The association between vitamin D deficiency and anemia—particularly anemia of inflammation—has been previously described by observational and epidemiologic studies.13,14,15,16 There are several possible mechanisms that could explain this association. One is that vitamin D has both direct and indirect suppressive effects on hepcidin expression.11,12 Another is that 1,25(OH)2D3 interacts directly with vitamin D response elements on the promotor of the hepcidin gene in monocytes and hepatocytes and suppresses hepcidin mRNA transcription.11,12 Vitamin D also has an indirect effect on hepcidin expression by the suppression of proinflammatory cytokines which stimulate hepcidin production during inflammation.12 In addition, 1,25(OH)2D3 has been shown to directly support erythropoiesis by increasing burst-forming unit erythroid proliferation and to have a synergistic effect with erythropoietin to further enhance erythroid progenitor cell proliferation.23

Serum 25-OHD levels were significantly lower and hepcidin levels were significantly higher in children with an infectious disease and coexisting anemia than in children with an infectious disease without anemia and in patients without any infection.
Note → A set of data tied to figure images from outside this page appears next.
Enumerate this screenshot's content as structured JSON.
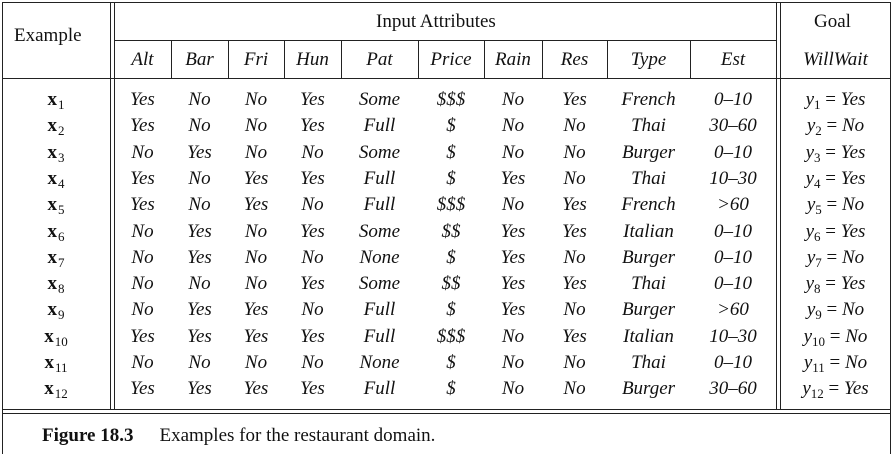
{
  "headers": {
    "example": "Example",
    "input_attributes": "Input Attributes",
    "goal": "Goal"
  },
  "columns": [
    "Alt",
    "Bar",
    "Fri",
    "Hun",
    "Pat",
    "Price",
    "Rain",
    "Res",
    "Type",
    "Est"
  ],
  "goal_column": "WillWait",
  "rows": [
    {
      "id": "1",
      "values": [
        "Yes",
        "No",
        "No",
        "Yes",
        "Some",
        "$$$",
        "No",
        "Yes",
        "French",
        "0–10"
      ],
      "goal": "Yes"
    },
    {
      "id": "2",
      "values": [
        "Yes",
        "No",
        "No",
        "Yes",
        "Full",
        "$",
        "No",
        "No",
        "Thai",
        "30–60"
      ],
      "goal": "No"
    },
    {
      "id": "3",
      "values": [
        "No",
        "Yes",
        "No",
        "No",
        "Some",
        "$",
        "No",
        "No",
        "Burger",
        "0–10"
      ],
      "goal": "Yes"
    },
    {
      "id": "4",
      "values": [
        "Yes",
        "No",
        "Yes",
        "Yes",
        "Full",
        "$",
        "Yes",
        "No",
        "Thai",
        "10–30"
      ],
      "goal": "Yes"
    },
    {
      "id": "5",
      "values": [
        "Yes",
        "No",
        "Yes",
        "No",
        "Full",
        "$$$",
        "No",
        "Yes",
        "French",
        ">60"
      ],
      "goal": "No"
    },
    {
      "id": "6",
      "values": [
        "No",
        "Yes",
        "No",
        "Yes",
        "Some",
        "$$",
        "Yes",
        "Yes",
        "Italian",
        "0–10"
      ],
      "goal": "Yes"
    },
    {
      "id": "7",
      "values": [
        "No",
        "Yes",
        "No",
        "No",
        "None",
        "$",
        "Yes",
        "No",
        "Burger",
        "0–10"
      ],
      "goal": "No"
    },
    {
      "id": "8",
      "values": [
        "No",
        "No",
        "No",
        "Yes",
        "Some",
        "$$",
        "Yes",
        "Yes",
        "Thai",
        "0–10"
      ],
      "goal": "Yes"
    },
    {
      "id": "9",
      "values": [
        "No",
        "Yes",
        "Yes",
        "No",
        "Full",
        "$",
        "Yes",
        "No",
        "Burger",
        ">60"
      ],
      "goal": "No"
    },
    {
      "id": "10",
      "values": [
        "Yes",
        "Yes",
        "Yes",
        "Yes",
        "Full",
        "$$$",
        "No",
        "Yes",
        "Italian",
        "10–30"
      ],
      "goal": "No"
    },
    {
      "id": "11",
      "values": [
        "No",
        "No",
        "No",
        "No",
        "None",
        "$",
        "No",
        "No",
        "Thai",
        "0–10"
      ],
      "goal": "No"
    },
    {
      "id": "12",
      "values": [
        "Yes",
        "Yes",
        "Yes",
        "Yes",
        "Full",
        "$",
        "No",
        "No",
        "Burger",
        "30–60"
      ],
      "goal": "Yes"
    }
  ],
  "caption": {
    "label": "Figure 18.3",
    "text": "Examples for the restaurant domain."
  }
}
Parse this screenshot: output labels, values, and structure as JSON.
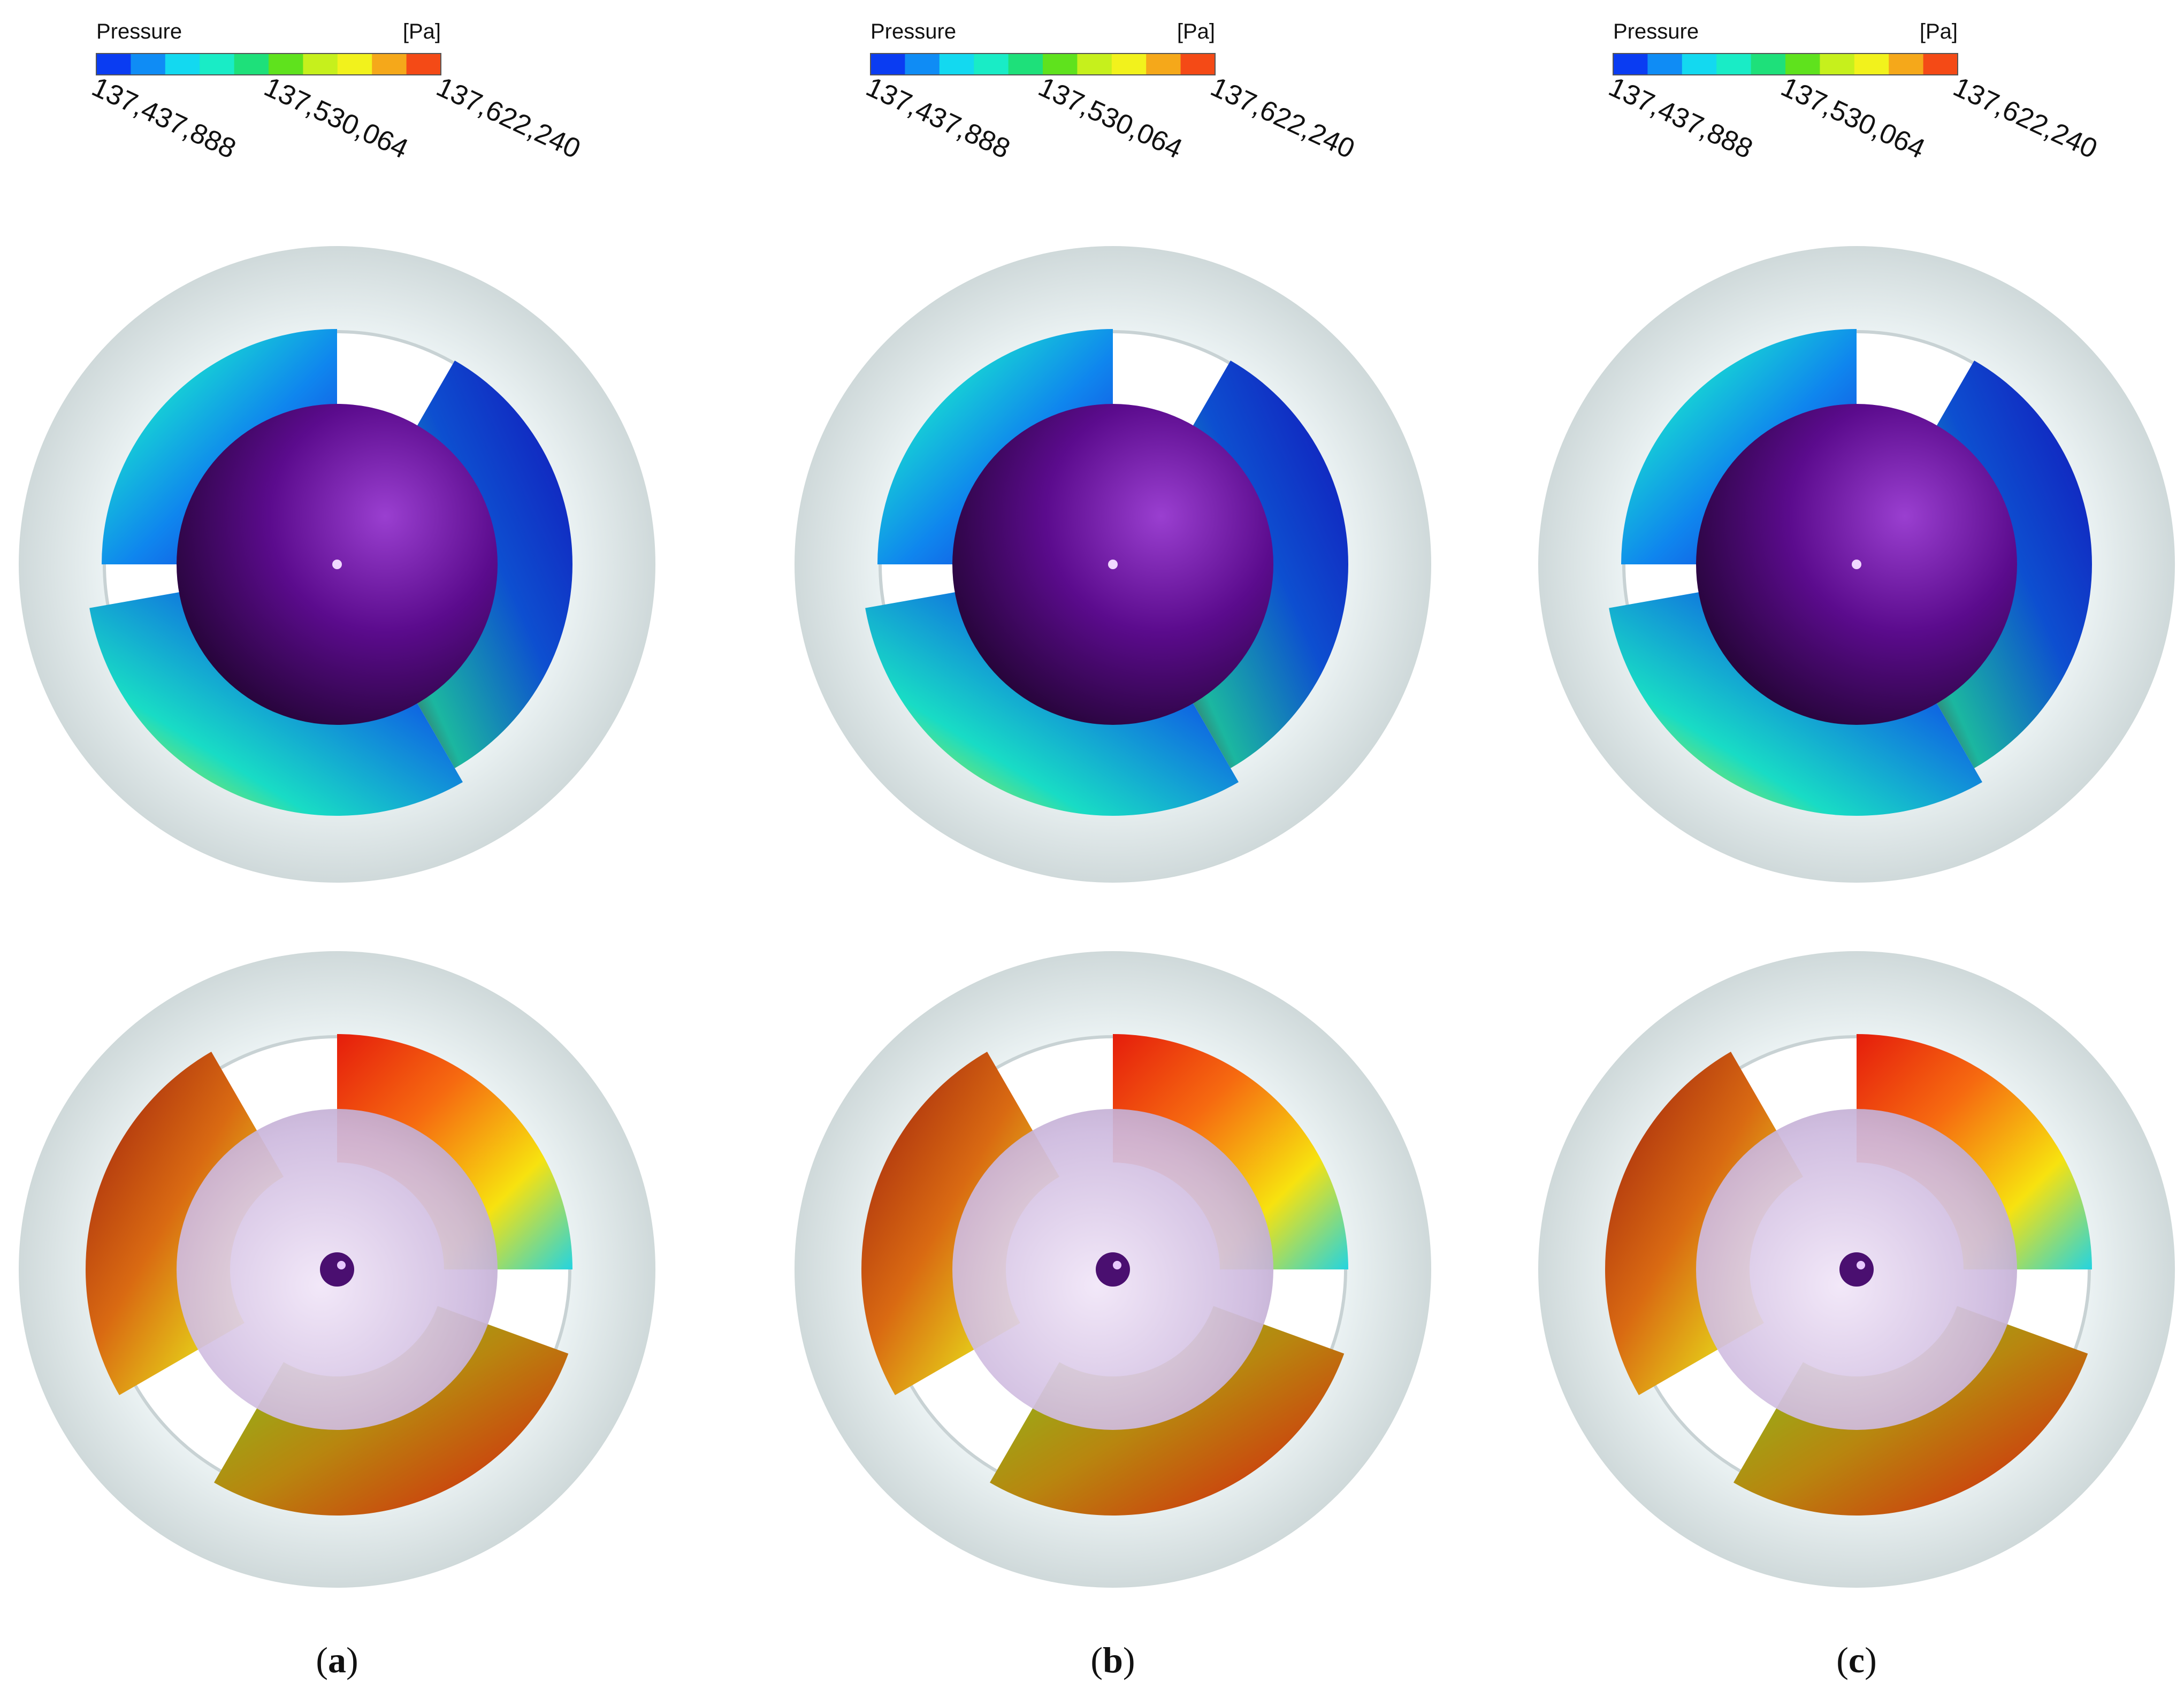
{
  "legend": {
    "title": "Pressure",
    "unit": "[Pa]",
    "tick_labels": [
      "137,437,888",
      "137,530,064",
      "137,622,240"
    ],
    "colors": [
      "#0a3cf2",
      "#0f8cf5",
      "#13d9f0",
      "#19ecc6",
      "#1ee07a",
      "#5fe21d",
      "#c6f01c",
      "#f2f21c",
      "#f5a81a",
      "#f44a16"
    ]
  },
  "panels": [
    {
      "label": "(a)",
      "label_letter": "a"
    },
    {
      "label": "(b)",
      "label_letter": "b"
    },
    {
      "label": "(c)",
      "label_letter": "c"
    }
  ],
  "colors": {
    "casing": "#d8e1e2",
    "hub_top": "#5a0a8a",
    "hub_bottom": "#c9b5dd",
    "low_pressure": "#1a22d8",
    "high_pressure": "#e8240f"
  }
}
A serum 25-OHD level < 20 ng/ml held significantly increased odds of anemia than a serum 25-OHD level > 20 ng/ml. However, there was no significant correlation between serum 25-OHD levels and circulating levels of hepcidin. One possible explanation for this is that although the intracellular production of 1,25(OH)2D3 in monocytes and macrophages appears to be sensitive to the availability of substrate 25-OHD in the serum, the hepcidin–ferroportin axis is suppressed by the 1,25(OH)2D3 produced by intracellular 25-OHD3-1 alpha hydroxylase, and is actually regulated by several different cytokines and Toll-like receptors.24 Each of these factors may influence intracellular 1,25(OH)2D3 production and, subsequently, hepcidin expression. Moreover, hepcidin synthesis and release from hepatocytes and macrophages into the circulation are controlled by at least eight different proteins.25 Interestingly, Adams et al.26 who studied the direct effect of vitamin D on the expression of cathelicidin, another antibacterial protein, in monocytes found that although 1,25(OH)2D3 directly stimulates cathelicidin expression, there was a lack of any correlation between serum 25-OHD levels and circulating levels of cathelicidin. Those authors emphasized the importance of a local intracrine mechanism regulating 1,25(OH)2D3 and cathelicidin production.

In summary, the findings of the present study indicate that the hepcidin–ferroportin axis is involved in the pathogenesis of hypoferremia and iron-restrictive anemia in children with acute infectious diseases, and suggests that a low vitamin D status may be a contributing factor to anemia.